Willie Payne makes music education more accessible
The SILS assistant professor designs learning materials that are meant to be felt by low-vision or blind musicians.
Music has always been central to Willie Payne, an assistant professor in the UNC School of Information and Library Science.
Growing up, he sang in children’s choirs, played drums in concert and marching bands, and played guitar in the jazz band and pit orchestra. He became obsessed with video game music as a teenager and even attended a summer camp at the Berklee School of Music to learn how to score music for games.
At the University of Colorado, Payne learned software to create custom guitar effects and began composing music for computers and musicians. He also joined several electronic music ensembles, including the Boulder Laptop Orchestra, which uses laptops, tablets and other devices as instruments to create new sounds and forms of musical expression.
Payne later expanded his interest in the intersection of music and technology by improving the accessibility of interactive websites that Colorado professors used to teach scientific concepts.
“I joined the project and used my coding and sound design skills to build prototypes and try to convey these really visual things into sound, touch or other alternative modalities,” Payne says.
Payne’s journey brought him to New York University, where he earned a doctorate in music technology. While there, he partnered with blind musicians at the Filomen M. D’Agostino Greenberg Music School to develop accessible music notation software and form FilOrk, a laptop orchestra comprised of teens using code to perform electronic music.
Expanding accessible learning
At Carolina, Payne continues his dedication to making music education and STEM learning more accessible to low-vision and blind students through two upcoming projects.
The first will design tactile graphics — physical representations of visual content that aid in teaching music-related concepts. They will be printed on heat-sensitive paper, which allows the ink to swell, creating a raised texture that people with visual impairments can feel.
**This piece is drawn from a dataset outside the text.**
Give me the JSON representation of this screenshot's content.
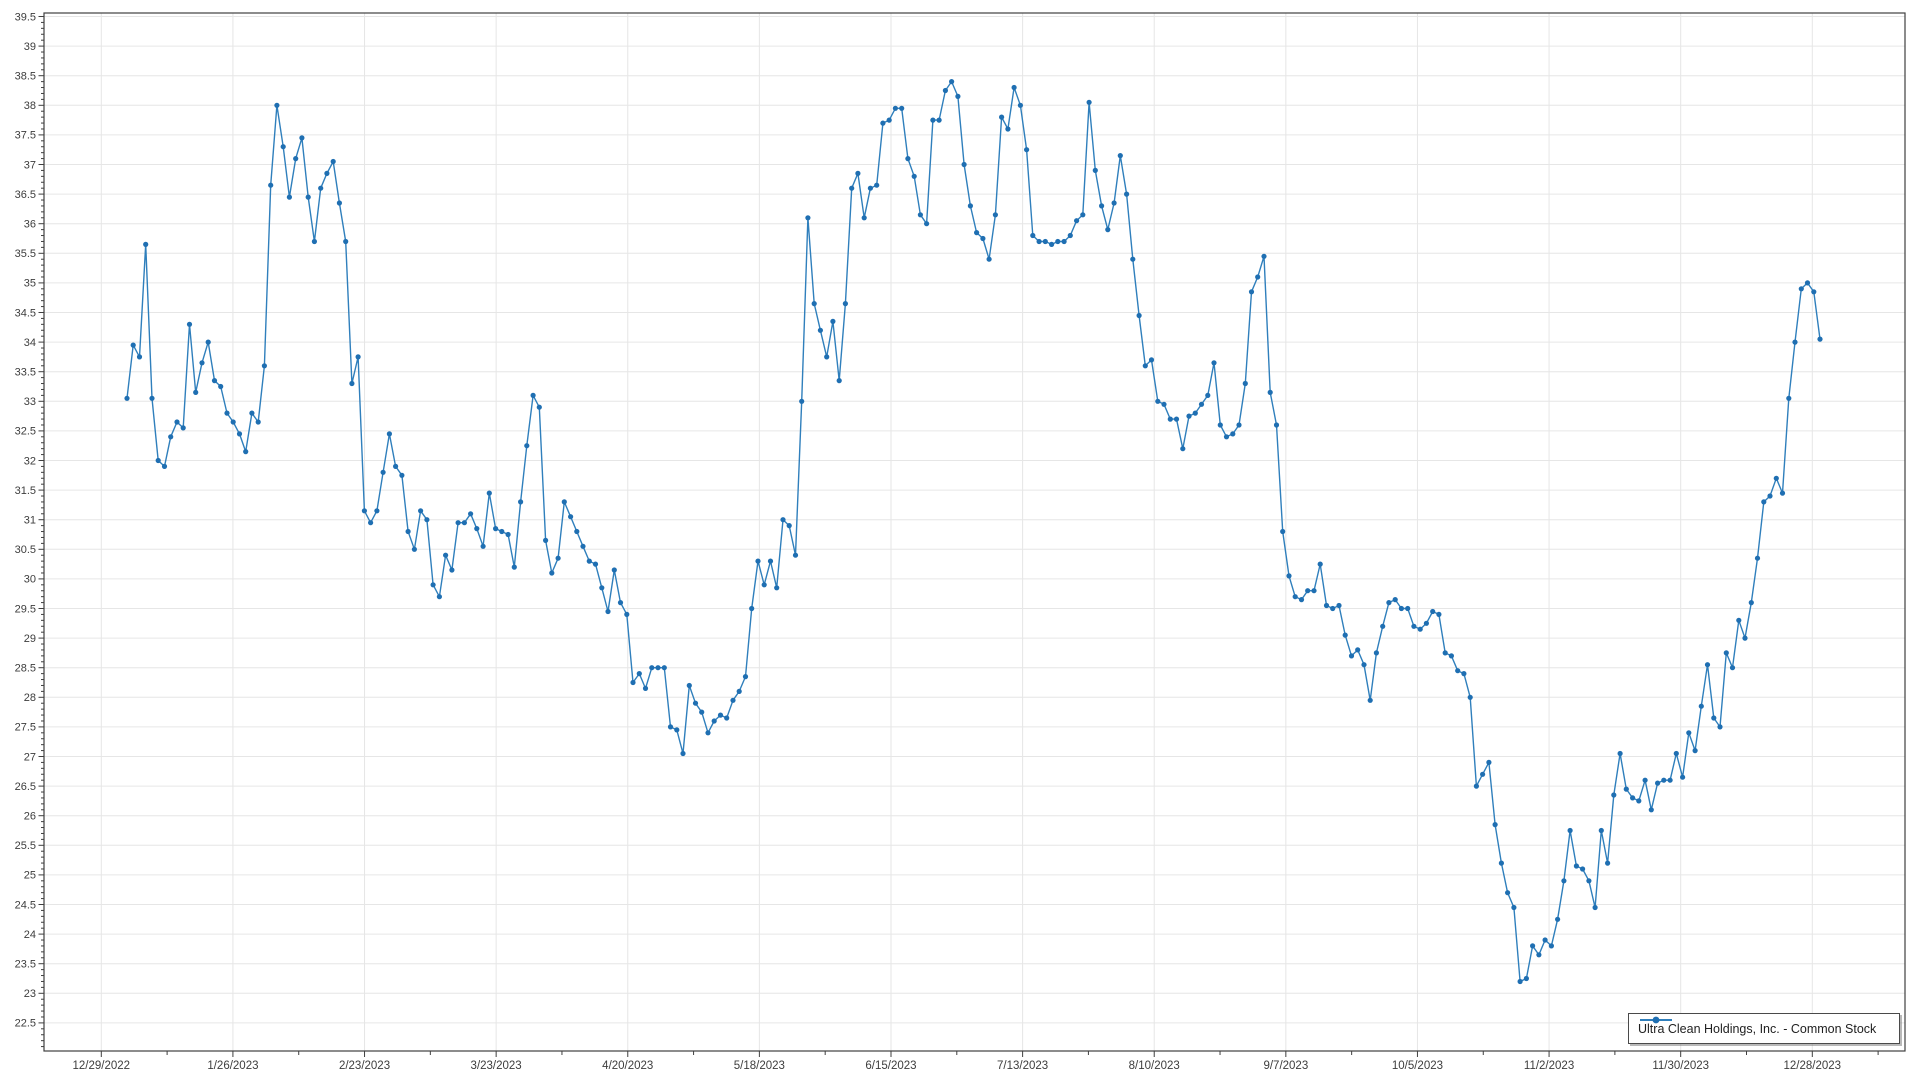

“There are distinct challenges in designing useful learning materials that are meant to be felt more than seen. Line thickness, information density and texture are all important concerns,” Payne says.
The other project involves interviewing low-vision musicians about how large-print notations impact access to music. Early findings indicate that vision ability goes far beyond notation access and affects fundamental aspects of one’s musical identity, including their choice of genre, instrument and collaborators.
“Designers tend to get fixated on solutions that work for 80% of people but leave out the remaining 20%,” Payne says. “Usually, people with disabilities fall into this minority. The argument behind inclusive design methodologies is that if we focus instead on the excluded groups, we’ll find a better solution for everyone.”